Cette croisade contre la grande corruption s'est accompagnée d'une campagne de « lustration » dont les précédents gouvernements avaient préféré faire l'économie. L'ouverture des archives de la Securitate a déstabilisé une classe politique qui, dans une large mesure, s'était compromise avec le régime de Nicolae Ceausescu. Ce travail de mémoire s'est, du même coup, heurté à une forte hostilité.
Le 20 mai dernier, Traian Basescu a regagné le palais présidentiel de Cotroceni, légitimé par les urnes mais pratiquement sans pouvoir. Devenu ultra-minoritaire, le cabinet de M. Popescu Tariceanu devra passer sous les fourches Caudines de l'opposition pour pouvoir gouverner. Des retournements d'alliances sont probables alors que la Roumanie se prépare à une série d'échéances électorales. Aux européennes prévues cet automne succéderont des locales au premier semestre 2008, des législatives à l'automne 2008, de nouvelles européennes en juin 2009 et une présidentielle fin 2009.
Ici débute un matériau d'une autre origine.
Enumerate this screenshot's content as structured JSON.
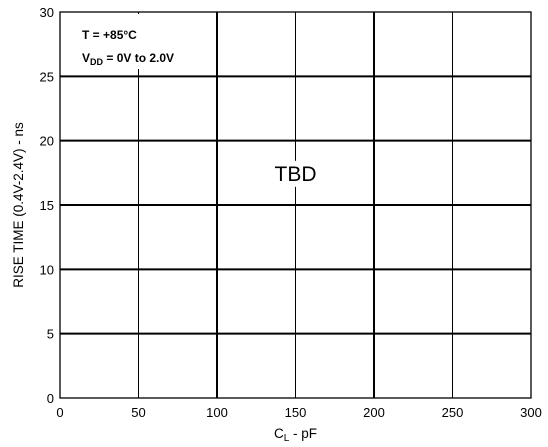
{
  "chart_data": {
    "type": "line",
    "series": [],
    "xlim": [
      0,
      300
    ],
    "ylim": [
      0,
      30
    ],
    "xticks": [
      "0",
      "50",
      "100",
      "150",
      "200",
      "250",
      "300"
    ],
    "yticks": [
      "0",
      "5",
      "10",
      "15",
      "20",
      "25",
      "30"
    ],
    "x_major_step": 100,
    "x_minor_step": 50,
    "y_step": 5,
    "grid": true,
    "xlabel": {
      "main": "C",
      "sub": "L",
      "rest": " - pF"
    },
    "ylabel": "RISE TIME (0.4V-2.4V) - ns",
    "annotations": {
      "line1": "T = +85°C",
      "line2_main": "V",
      "line2_sub": "DD",
      "line2_rest": " = 0V to 2.0V",
      "center": "TBD"
    }
  }
}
Quelles seront les conséquences de cette crise ? L'image de la classe politique en sort assurément ternie. Ce discrédit, le coût social des réformes, la pauvreté (3), la difficulté d'une partie de la population à s'ancrer dans les valeurs démocratiques ouvrent une voie royale aux chantres d'un national-populisme qui a déjà su séduire les perdants de la transition en Pologne ou en Slovaquie. Nouveau venu sur la scène politique roumaine, Gigi Becali, 48 ans, patron du club de football Steaua Bucarest et chef du Parti de la nouvelle génération (PNG), est de ceux-là. Cet homme d'affaires au passé obscur qui se targue de vouloir « sauver » la Roumanie est déjà devenu, grâce à un détonnant mélange de nationalisme, de religiosité et de généreux subsides, la personnalité la plus populaire du pays après Traian Basescu. Sa formation talonne, voire dépasse, le Parti national libéral dans les intentions de vote.
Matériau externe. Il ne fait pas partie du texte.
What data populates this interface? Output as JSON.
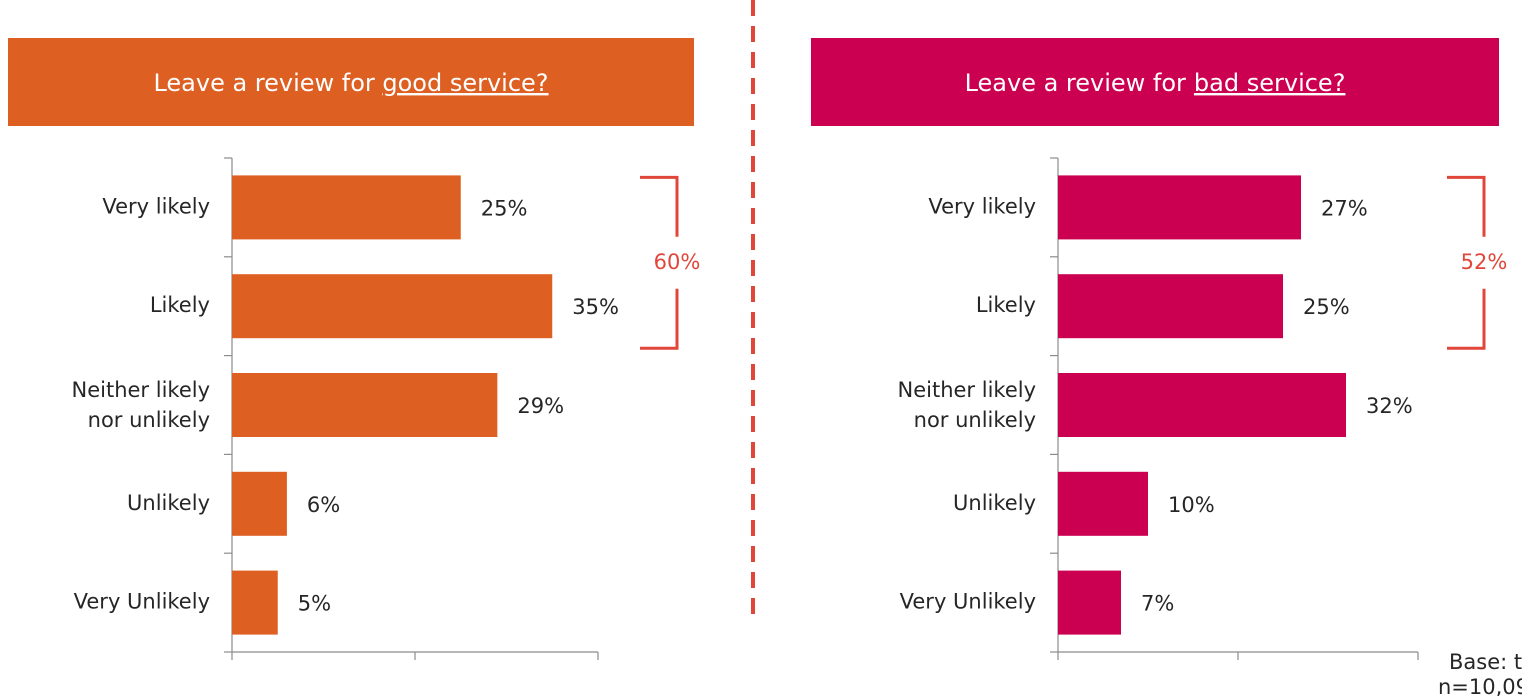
{
  "chart_data": [
    {
      "type": "bar",
      "orientation": "horizontal",
      "title": {
        "text": "Leave a review for",
        "emphasis": "good service?"
      },
      "color": "#dd5f22",
      "categories": [
        "Very likely",
        "Likely",
        [
          "Neither likely",
          "nor unlikely"
        ],
        "Unlikely",
        "Very Unlikely"
      ],
      "values": [
        25,
        35,
        29,
        6,
        5
      ],
      "value_labels": [
        "25%",
        "35%",
        "29%",
        "6%",
        "5%"
      ],
      "xlim": [
        0,
        40
      ],
      "xticks": [
        0,
        20,
        40
      ],
      "bracket": {
        "value": 60,
        "label": "60%",
        "span": [
          0,
          1
        ],
        "color": "#e0473a"
      }
    },
    {
      "type": "bar",
      "orientation": "horizontal",
      "title": {
        "text": "Leave a review for",
        "emphasis": "bad service?"
      },
      "color": "#cc0050",
      "categories": [
        "Very likely",
        "Likely",
        [
          "Neither likely",
          "nor unlikely"
        ],
        "Unlikely",
        "Very Unlikely"
      ],
      "values": [
        27,
        25,
        32,
        10,
        7
      ],
      "value_labels": [
        "27%",
        "25%",
        "32%",
        "10%",
        "7%"
      ],
      "xlim": [
        0,
        40
      ],
      "xticks": [
        0,
        20,
        40
      ],
      "bracket": {
        "value": 52,
        "label": "52%",
        "span": [
          0,
          1
        ],
        "color": "#e0473a"
      }
    }
  ],
  "footnote": [
    "Base: t",
    "n=10,09"
  ]
}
La deuxième incertitude concerne la poursuite des réformes dans deux domaines considérés comme prioritaires par Bruxelles : la justice et la lutte contre la corruption. Par une décision du 13 décembre 2006, la Commission européenne a mis en place un « mécanisme de coopération et de vérification » des progrès réalisés. L'objectif de ce suivi, qui sera assuré par des missions d'experts, est de vérifier que l'acquis communautaire sera respecté par la Roumanie. Dans le cas contraire, la Commission européenne serait en droit d'appliquer des mesures correctives : clauses de sauvegarde sectorielles, procédures d'infraction, blocage des fonds communautaires (4).
Dernière inconnue : l'impact de la crise politique sur l'économie roumaine qui connaît depuis 2004 des développements très positifs. La croissance s'est élevée à 7,7 % en 2006 -un record en Europe -, l'hyperinflation a été jugulée (moins de 5 % en 2006 contre 35 % en 2001) et les investissements directs étrangers, qui connaissent un décollage spectaculaire depuis 2004, ont encore augmenté de 41 % en 2006 par rapport à l'année précédente (passant de 21,9 milliards d'euros à 30,9 milliards). Ces bonnes performances macroéconomiques ont été saluées par les grandes institutions financières occidentales. Elles se sont également traduites par une amélioration de la note risque-pays attribuée par les agences spécialisées (5).
Sur tous ces sujets, et sur bien d'autres, Traian Basescu répond aux questions de Politique Internationale. Âgé de 55 ans, il a commencé sa carrière politique comme ministre des Transports de 1991 à 1992 sous la présidence de Ion Iliescu. Expérience qu'il renouvela de 1996 à 2000, cette fois dans le gouvernement de centre droit du président Emil Constantinescu. En 2000, il est élu maire de Bucarest. Il continuera d'administrer la capitale roumaine jusqu'à la présidentielle des 28 novembre et 12 décembre 2004, qu'il remporte avec 51,23 % des suffrages. Sa détermination et son franc-parler lui valent une popularité qui ne s'est jamais démentie depuis son élection. Il vient aussi de prouver qu'en bon marin il ne redoutait pas d'affronter les tempêtes...
A. T.

Arielle Thédrel - Monsieur le Président, pourquoi les trois quarts des parlementaires ont-ils voulu vous destituer ?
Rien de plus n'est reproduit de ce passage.